Specifically, Cutts was asked:
How can smaller sites with superior content ever rank over sites with superior traffic? It’s a vicious circle: A regional or brick-and-mortar brand has higher traffic, leads to a higher rank, which leads to higher traffic, ad infinitum.
Thankfully, the notion that bigger brands automatically can leverage traffic to maintain high visibility is (mostly) false, as Cutts explains. In many ways, search engines are one of the great equalizers, in that they theoretically rank all sites the same way. Big brands are held up to the same standards as smaller or more local businesses.
I would wager Cutts specifically chose this question as it is worded in a way that allows for the most optimistic answer. Cutts is absolutely right when he says that smaller sites with superior content can quite possibly overtake their more recognizable competition. When businesses get to a certain size, they can become lumbering and sluggish, which makes it much easier for a more agile brand invested in their online presence to perform higher.

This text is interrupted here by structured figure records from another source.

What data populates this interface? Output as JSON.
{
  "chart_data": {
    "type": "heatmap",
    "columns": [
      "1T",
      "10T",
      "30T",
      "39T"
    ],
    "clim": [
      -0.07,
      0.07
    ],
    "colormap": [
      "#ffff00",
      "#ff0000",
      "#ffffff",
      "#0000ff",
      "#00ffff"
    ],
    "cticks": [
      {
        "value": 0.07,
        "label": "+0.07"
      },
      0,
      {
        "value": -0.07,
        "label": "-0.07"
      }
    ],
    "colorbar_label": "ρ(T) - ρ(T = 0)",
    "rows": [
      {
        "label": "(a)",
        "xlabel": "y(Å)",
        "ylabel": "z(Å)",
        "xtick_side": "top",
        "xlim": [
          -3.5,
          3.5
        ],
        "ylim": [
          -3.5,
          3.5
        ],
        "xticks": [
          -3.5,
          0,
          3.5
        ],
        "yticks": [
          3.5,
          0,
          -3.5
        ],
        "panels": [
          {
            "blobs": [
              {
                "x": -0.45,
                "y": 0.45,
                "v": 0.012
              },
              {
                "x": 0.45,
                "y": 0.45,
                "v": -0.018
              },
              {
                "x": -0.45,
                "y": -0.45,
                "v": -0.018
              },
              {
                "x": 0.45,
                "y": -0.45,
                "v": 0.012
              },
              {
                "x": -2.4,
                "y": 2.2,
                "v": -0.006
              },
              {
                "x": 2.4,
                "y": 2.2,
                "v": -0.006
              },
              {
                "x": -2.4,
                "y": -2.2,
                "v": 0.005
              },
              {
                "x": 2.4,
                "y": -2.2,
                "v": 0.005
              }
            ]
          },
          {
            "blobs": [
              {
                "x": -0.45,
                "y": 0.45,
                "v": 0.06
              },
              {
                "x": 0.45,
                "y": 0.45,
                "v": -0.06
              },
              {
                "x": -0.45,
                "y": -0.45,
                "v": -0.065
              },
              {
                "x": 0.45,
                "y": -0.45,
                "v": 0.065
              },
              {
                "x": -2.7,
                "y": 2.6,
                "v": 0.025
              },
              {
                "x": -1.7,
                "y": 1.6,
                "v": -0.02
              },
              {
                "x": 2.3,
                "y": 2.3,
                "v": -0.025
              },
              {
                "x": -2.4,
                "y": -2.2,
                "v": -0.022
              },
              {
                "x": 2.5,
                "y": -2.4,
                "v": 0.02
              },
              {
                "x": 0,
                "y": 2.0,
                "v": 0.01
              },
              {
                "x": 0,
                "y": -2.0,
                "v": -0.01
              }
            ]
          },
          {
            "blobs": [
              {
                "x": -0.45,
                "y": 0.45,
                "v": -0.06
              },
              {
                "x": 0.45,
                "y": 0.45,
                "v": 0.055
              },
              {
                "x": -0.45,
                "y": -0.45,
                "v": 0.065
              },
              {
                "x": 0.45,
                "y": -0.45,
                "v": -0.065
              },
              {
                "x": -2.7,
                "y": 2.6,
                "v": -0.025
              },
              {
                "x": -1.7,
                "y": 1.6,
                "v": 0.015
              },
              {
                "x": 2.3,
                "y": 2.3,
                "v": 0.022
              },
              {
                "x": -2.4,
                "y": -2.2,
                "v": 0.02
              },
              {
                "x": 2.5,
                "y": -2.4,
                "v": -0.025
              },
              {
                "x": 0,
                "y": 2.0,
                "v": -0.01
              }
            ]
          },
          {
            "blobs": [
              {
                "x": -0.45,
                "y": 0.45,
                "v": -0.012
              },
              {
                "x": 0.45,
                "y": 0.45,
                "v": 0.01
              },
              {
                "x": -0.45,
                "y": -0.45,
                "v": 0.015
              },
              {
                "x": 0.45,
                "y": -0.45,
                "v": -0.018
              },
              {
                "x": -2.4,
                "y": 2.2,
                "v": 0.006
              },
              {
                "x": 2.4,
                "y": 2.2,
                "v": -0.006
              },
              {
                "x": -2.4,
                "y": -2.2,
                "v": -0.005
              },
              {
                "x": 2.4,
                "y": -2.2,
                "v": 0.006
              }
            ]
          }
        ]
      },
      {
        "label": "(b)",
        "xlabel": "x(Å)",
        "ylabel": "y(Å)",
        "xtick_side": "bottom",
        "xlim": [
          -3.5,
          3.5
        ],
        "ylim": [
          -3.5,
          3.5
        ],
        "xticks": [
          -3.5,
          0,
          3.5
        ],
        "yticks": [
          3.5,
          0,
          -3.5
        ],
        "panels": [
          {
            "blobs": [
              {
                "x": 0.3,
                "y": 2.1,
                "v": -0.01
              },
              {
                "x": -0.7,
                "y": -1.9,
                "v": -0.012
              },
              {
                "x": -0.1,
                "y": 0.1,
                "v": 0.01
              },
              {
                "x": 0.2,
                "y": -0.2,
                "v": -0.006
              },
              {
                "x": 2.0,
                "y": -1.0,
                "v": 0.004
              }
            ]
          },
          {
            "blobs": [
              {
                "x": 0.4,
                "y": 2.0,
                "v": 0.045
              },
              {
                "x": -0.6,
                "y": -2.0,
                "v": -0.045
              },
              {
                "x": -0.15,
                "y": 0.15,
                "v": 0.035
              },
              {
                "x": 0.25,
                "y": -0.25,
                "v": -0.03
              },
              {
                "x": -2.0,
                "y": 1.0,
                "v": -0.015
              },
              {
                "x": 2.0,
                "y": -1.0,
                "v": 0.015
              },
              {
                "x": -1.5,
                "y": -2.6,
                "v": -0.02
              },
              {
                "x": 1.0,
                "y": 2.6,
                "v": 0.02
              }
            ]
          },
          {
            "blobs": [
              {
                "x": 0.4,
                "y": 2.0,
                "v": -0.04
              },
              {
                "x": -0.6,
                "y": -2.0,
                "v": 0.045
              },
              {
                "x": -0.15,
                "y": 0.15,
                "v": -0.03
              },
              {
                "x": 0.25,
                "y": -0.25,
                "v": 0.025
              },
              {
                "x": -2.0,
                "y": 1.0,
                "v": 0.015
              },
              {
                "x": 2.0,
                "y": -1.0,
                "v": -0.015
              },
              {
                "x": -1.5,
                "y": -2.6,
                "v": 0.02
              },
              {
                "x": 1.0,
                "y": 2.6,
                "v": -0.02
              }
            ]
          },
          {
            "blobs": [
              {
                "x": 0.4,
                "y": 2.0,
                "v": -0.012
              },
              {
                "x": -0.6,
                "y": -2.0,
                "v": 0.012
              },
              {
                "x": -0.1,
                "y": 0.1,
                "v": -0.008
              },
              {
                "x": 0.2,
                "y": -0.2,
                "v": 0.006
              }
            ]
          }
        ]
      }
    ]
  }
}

The larger brand may still get more traffic, but you can steal their spot in the rankings by getting real engagement and interest in your content.
The real trick is finding your niche. While Cutts’ answer prides content quality and performance over all others, he forgets to mention that some brands may be able to outperform you in many markets. The big brands may be large and encumbered, but they also have the resources to put up a good fight for online visibility, which a small brand with less resources may not win across the board.
However, if you can find your niche, you don’t have to worry about outperforming the well-funded giant in every aspect. You just have to beat them in your one special area. If you have your niche covered well, you’ll be able to grow into other niches until you gradually become a giant too.